La tormenta en el lago
- Mons. Fernando María Cavaller
- 12 ago 2020
- 6 Min. de lectura

Sermón correspondiente al Domingo XIX (A) 2020
Muchas cosas sucedieron en aquel lago de Galilea o a su alrededor. Cafarnaúm, la ciudad donde Jesús vivía habitualmente, estaba a orillas del lago. Tabga, el lugar de la multiplicación de los panes del domingo pasado, también. Los apóstoles eran pescadores en el lago. Allí los llamó Jesús a dejarlo todo. Los evangelios citan el lago 50 veces. Fue un lugar privilegiado de la vida pública de Jesús.
Y el episodio de hoy, había tenido un precedente (Mt 8, 23-27). Jesús está en la barca de Pedro, con los demás apóstoles, y se desata la tormenta. Cristo está durmiendo en la popa. Los discípulos están aterrados, aunque conocían muy bien el lago. Despiertan a Jesús y le dicen “¿No te importa que nos ahoguemos?” Y Él calma la tempestad. ¿Cómo no le iba a importar? Si vino precisamente para eso: Dios se hizo hombre para calmar la tormenta desatada en el paraíso, para parar los vientos del demonio que no paran desde entonces, para sacarnos de la muerte, para llevarnos al puerto, que es la vida eterna. ¿Cómo no le iba a importar?
En el relato de hoy (Mt 14, 22-23) la situación es semejante.
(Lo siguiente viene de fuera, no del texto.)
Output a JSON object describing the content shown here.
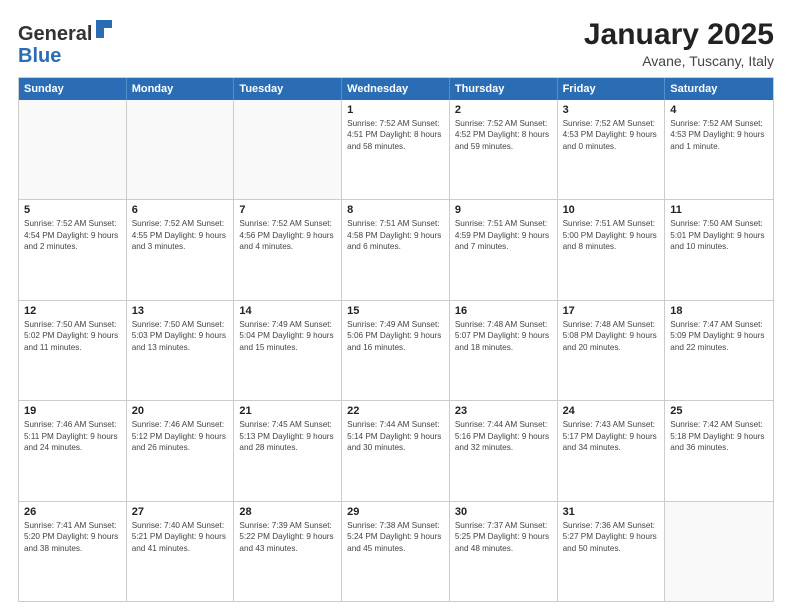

Jesús no está en la barca, pero desde el lugar elevado donde se ha ido a orar, la ve en el medio del lago, con olas muy fuertes y viento en contra. Y entonces baja y se acerca…”caminando sobre el agua”!!!. Los apóstoles creen que es un fantasma. ¿Quién no lo habría creído? Y empiezan a gritar por el miedo. Entonces Jesús se da a conocer: “Tranquilícense. Soy Yo. No teman”.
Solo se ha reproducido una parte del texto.